One of the biggest problems is the excess burden the regulatory systems impose on companies, specifically the costs and delays that have resulted in Canada ranking dismally in the OECD in terms of how long it takes for construction projects to receive the necessary regulatory approval. (Canada ranks 34 out of 35 countries, according to the World Bank.)
The federal Liberals are known to be “climate hawks,” and their conception of Indigenous issues is inextricably linked with the climate change agenda. In this way they have ingratiated themselves to dogmatists who have hyper-politicized the climate issue and divorced it from the humility, good statesmanship, and dispassionate analysis it requires.
The most depressing aspect of environmental advocacy is that it co-opts a natural inclination to want to defend the environment and subjects it to the whims of apocalyptic doomsayers. It propounds a secular eschatology that dictates a consensus and condemns those who may not agree. Many in the climate change movement see environmentalism primarily as a pillar of their Marxian quest to uproot the social order. Their ideas are not rebuttable nor their terms negotiable.
Commitments to the climate issue seem to supersede the need to consider possible viable remedies for socio-economic ailments. But the government’s tables for the Community Well-Being Index released last May indicate that, since most First Nations live in remote locations, their hope for economic advancement lies in the opportunities that the development of national resources provide.
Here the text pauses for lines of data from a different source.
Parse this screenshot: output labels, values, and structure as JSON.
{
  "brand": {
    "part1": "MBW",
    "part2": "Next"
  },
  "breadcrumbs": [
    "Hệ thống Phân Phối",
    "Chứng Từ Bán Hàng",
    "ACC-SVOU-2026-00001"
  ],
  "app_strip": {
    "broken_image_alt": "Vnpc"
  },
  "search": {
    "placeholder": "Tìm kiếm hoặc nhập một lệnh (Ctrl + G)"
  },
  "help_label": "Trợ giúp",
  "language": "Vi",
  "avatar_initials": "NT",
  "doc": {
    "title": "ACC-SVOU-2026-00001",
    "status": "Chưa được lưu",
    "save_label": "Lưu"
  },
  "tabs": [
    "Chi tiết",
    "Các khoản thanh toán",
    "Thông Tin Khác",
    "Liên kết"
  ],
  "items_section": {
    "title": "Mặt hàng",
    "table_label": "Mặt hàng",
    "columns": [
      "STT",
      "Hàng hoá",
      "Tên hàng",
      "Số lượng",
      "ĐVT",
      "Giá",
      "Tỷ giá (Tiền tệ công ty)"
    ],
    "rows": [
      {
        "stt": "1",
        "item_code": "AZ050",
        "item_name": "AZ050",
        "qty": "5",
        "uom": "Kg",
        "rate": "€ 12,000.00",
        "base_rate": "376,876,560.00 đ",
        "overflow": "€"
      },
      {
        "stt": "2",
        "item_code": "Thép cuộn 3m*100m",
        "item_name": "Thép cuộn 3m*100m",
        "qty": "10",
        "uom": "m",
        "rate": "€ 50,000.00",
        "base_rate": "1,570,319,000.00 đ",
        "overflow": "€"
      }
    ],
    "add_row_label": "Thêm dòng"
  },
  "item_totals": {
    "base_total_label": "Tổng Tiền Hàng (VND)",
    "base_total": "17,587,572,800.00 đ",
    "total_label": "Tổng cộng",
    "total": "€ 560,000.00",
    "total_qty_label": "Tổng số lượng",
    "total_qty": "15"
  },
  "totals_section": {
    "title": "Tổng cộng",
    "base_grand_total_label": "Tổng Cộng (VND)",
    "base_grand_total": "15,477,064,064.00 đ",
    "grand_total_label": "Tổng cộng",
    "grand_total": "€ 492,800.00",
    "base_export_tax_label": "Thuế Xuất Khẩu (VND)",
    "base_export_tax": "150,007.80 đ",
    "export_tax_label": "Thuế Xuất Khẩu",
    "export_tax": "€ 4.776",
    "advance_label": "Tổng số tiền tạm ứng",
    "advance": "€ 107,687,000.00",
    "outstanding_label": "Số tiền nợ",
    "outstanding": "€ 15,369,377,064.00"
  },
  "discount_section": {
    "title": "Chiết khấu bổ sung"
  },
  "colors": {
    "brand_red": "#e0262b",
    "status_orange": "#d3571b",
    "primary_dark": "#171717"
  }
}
When it comes to pipelines, Flanagan rightly points out that the opportunities derived from them allows Indigenous people to reap the full benefits of their consultation rights. The natural resource sector can offer high wages and benefit agreements can provide hundreds of millions of dollars to improve living standards; the Coastal GasLink project could mean millions of dollars in contract employment opportunities. Moreover, he demonstrates that the constant blocking of pipelines makes the right to consultation meaningless as it sacrifices the material betterment of people to the desires of the few.